Sara for MMW: I noticed that you never explicitly mention Islam in your work. Was this intentional?

An image from Al-Qahtani's exhibit at the Lahd Gallery.

Abdulaziz Al-Qahtani: I wanted to move away from Islam, because I do not like to classify based on religion. I do this because I feel as though everyone is spiritual, and that is the best way to be in touch with your inner self. I also wanted to steer clear of stereotypes.

MMW: While the hijab was not a focus of your work, it was still featured. What was it meant to symbolize, or what was its role?

AQ: I showed a hint of everything—religion, belief, culture. Hijab is just a part of what many people wear.  I am not really concerned with the political issues around hijab, I just used it in a playful way. The hijab was supposed to represent being Arabian or Middle Eastern.

MMW: What was the central message to this particular exhibition?

AQ: I wanted to critique the double standard that exists. People are expected to follow cultural rules and guidelines like sheep, yet they believe that they are open-minded because they wear ‘cool clothing’. Some believe that things such as drinking or wearing different clothing makes you “progressive” but I disagree with this.

MMW: One criticism I had of the exhibition was that you state that this is meant to represent the Middle East, but I felt as though it might be more representative of the Gulf (your own background). What is your response to that?

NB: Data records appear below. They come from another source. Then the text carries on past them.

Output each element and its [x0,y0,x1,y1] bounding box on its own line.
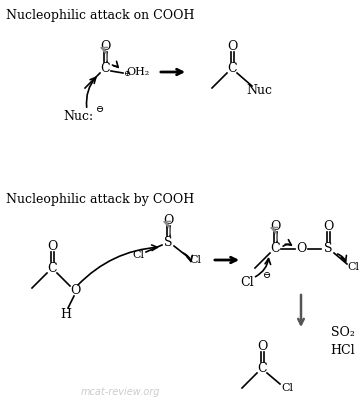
Text: C: C [227,61,237,75]
Text: S: S [324,242,332,256]
Text: ⊖: ⊖ [263,271,271,281]
Text: C: C [257,361,267,374]
Text: O: O [70,283,80,296]
Text: O: O [163,213,173,227]
Text: C: C [270,242,280,254]
Text: Cl: Cl [281,383,293,393]
Text: S: S [164,235,172,249]
Text: Nucleophilic attack on COOH: Nucleophilic attack on COOH [6,8,194,22]
Text: O: O [270,220,280,232]
Text: OH₂: OH₂ [126,67,150,77]
Text: Nucleophilic attack by COOH: Nucleophilic attack by COOH [6,193,194,207]
Text: ⊕: ⊕ [123,70,130,78]
Text: HCl: HCl [331,344,355,356]
Text: O: O [323,220,333,232]
Text: H: H [60,308,72,320]
Text: O: O [257,339,267,352]
Text: Cl: Cl [132,250,144,260]
Text: C: C [47,261,57,274]
Text: Cl: Cl [347,262,359,272]
Text: Nuc:: Nuc: [63,110,93,122]
Text: Cl: Cl [240,276,254,290]
Text: SO₂: SO₂ [331,325,355,339]
Text: mcat-review.org: mcat-review.org [80,387,160,397]
Text: O: O [227,39,237,53]
Text: C: C [100,61,110,75]
Text: Cl: Cl [189,255,201,265]
Text: O: O [296,242,306,256]
Text: ⊖: ⊖ [96,105,104,115]
Text: O: O [47,239,57,252]
Text: O: O [100,39,110,53]
Text: Nuc: Nuc [246,83,272,97]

AQ: I was critiquing gender roles in general. While there might be a Gulf based theme, I feel as though many of the ideas can be applied to the entire Middle East, such as arranged marriages, or gender roles and responsibilities within a marriage.

MMW: What was your motivation for this particular exhibition?

AQ: Throughout the years, I’ve seen so much. Many of the double standards or taboos are seen, but not spoken about in a formal way. Usually spoken about in whispers, and so I was trying to show the human side of the Middle East, through a visual critique.

MMW: So, the divide between public and private played a large role in your work?

AQ: Yes, I wanted to bring such things out in the open, because they should be discussed.

MMW: So from what you are saying, you seemed to have a particular aim for visitors from Middle Eastern backgrounds. What was your intended impact on non-Middle Eastern visitors?

AQ: I wanted to address an issue. Terrorists are the minority, and there are other people in the Middle East. People are still human, and still impacted by pop culture—and many of the same struggles and cultural experiences.

MMW: Earlier, we spoke a bit about double standards. Could you elaborate on some of these double standards in relation to Islam?

AQ: I am critical of how people allow traditions to change and manipulate religion. Some can make religion appear to be harsh because they read what they want from their respective holy books, and do not look at the entire picture. When religion is manipulated according to tradition, that is when I think many misunderstandings occur, and abuse of religious texts for personal gain. As I mentioned before, I do not like to delve into religion, because I think it is far more important to be spiritual within yourself, rather than focusing on classifying oneself within a particular religion.

MMW: What is the future direction of your work?

AQ: In the future, I will be doing a more photographic series, featuring film and illustrations. I have a controversial perspective that I use to make my argument, and this will be central to my future work.